The price rises, which will cause gasoline prices to triple by 1986, are contained in a historic energy agreement signed here Sept. 1 by the federal government and the western province of Alberta.
A measure of peace between Ottawa and Alberta, which produces 85 percent of Canada's oil and natural gas, is thereby ensured over the five-year life of the pact.
But the accord, which came after 16 months of grinding negotiations, leaves some issues unresolved and may well embolden other provincial governments in their already-contentious dealings with the central government in Ottawa.
Alberta Premier Peter Lougheed, whose government's oil wealth has made him the most powerful of Canada's 10 premiers, portrayed the agreement as an important victory for the provinces.
He said it means that in the future Ottawa will have to work out its differences with the premiers in a "spirit of compromise and cooperation."
The government of Prime Minister Pierre Trudeau also made a major concession by backing down on a plan to oppose a natural gas export tax.
This levy had become the focus of a bitter debate over which level of government -- Ottawa or the provinces -- has ultimate constitutional control over certain resource dealings.
Mr. Lougheed, who saw the proposed tax as an invasion of provincial rights, characterized Ottawa's decision to back down as a lasting precedent.
Because the Trudeau government has given in now, he said, it will be "very, very difficult" for Ottawa to reinstate the levy once the current pact expires.
The Trudeau government dismissed this suggestion, choosing instead to emphasize positive aspects of the agreement.
The accord "brings to an end a period of tension between a very important oil-producing province and the federal government," said Trudeau.
For years, energy-related issues have been at the forefront of Canada's troubled constitutional scene, and it is still not clear where the jurisdiction of the provinces ends and Ottawa's begins.

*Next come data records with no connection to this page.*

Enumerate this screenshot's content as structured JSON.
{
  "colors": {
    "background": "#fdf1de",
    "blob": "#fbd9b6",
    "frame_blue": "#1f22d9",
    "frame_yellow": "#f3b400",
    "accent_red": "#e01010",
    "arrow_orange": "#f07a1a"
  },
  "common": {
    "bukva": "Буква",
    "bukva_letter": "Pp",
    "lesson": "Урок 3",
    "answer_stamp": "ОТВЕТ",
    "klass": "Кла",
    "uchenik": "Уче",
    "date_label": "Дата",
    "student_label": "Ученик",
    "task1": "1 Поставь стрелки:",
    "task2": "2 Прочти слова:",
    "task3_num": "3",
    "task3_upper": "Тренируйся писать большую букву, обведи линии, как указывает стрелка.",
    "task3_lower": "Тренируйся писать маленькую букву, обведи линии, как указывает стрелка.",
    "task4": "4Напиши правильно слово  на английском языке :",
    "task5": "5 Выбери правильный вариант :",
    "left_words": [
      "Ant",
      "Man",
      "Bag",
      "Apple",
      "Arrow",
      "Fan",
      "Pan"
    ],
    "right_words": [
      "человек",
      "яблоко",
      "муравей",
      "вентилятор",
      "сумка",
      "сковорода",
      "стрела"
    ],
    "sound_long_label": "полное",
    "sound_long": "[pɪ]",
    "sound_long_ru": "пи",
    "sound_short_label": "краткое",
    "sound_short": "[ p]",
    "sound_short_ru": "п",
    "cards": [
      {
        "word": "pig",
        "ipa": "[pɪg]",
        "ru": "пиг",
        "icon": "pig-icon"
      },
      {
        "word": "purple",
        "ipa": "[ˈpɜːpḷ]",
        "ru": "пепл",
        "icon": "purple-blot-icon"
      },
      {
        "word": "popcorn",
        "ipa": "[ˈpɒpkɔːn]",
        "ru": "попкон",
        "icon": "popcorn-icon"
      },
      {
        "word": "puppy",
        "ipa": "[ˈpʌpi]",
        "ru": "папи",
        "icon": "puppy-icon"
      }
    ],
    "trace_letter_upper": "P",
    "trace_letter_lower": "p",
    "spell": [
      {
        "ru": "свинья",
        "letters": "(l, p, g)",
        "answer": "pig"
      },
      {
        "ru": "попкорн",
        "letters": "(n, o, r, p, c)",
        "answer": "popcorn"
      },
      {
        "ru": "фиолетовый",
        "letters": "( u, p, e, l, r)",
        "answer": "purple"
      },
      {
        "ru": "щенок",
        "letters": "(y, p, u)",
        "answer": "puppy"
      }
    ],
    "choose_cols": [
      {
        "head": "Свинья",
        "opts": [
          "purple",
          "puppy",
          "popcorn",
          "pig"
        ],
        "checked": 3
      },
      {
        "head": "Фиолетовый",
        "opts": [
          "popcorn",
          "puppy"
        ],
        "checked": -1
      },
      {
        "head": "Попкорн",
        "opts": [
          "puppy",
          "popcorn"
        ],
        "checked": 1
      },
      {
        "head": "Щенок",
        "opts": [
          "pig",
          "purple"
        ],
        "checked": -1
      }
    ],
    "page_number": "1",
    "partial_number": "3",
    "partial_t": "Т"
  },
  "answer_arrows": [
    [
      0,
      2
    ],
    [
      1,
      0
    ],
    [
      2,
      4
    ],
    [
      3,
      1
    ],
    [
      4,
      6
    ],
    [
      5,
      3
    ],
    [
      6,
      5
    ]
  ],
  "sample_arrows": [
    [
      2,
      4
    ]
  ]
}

The accord could mean more trouble for the Trudeau government in that it seems to bolster the provinces' position. In the near future Ottawa must negotiate other outstanding energy differences with the provinces of Newfoundland, British, columbia, and Saskatchewan.
In a wider sense, the achievement of Alberta in winning higher prices and defeating the gas export tax may strengthen the provinces' hand in their efforts to derail Mr. Trudeau's year-old struggle to write a new Canadian constitution without provincial consent.
But the energy pact included pluses for Ottawa as well, including increased federal resource revenues and a promised approval by Alberta before the early construction of much-needed oil sands plants in that province.
As agreed, the Canadian wellhead price for oil -- now about $15 (US) a barrel -- will by 1986 rise to about $48 (US) and gasoline prices at the pump, now about $1 a gallon (Canadian), will rise to the $3 (Canadian) range in five years.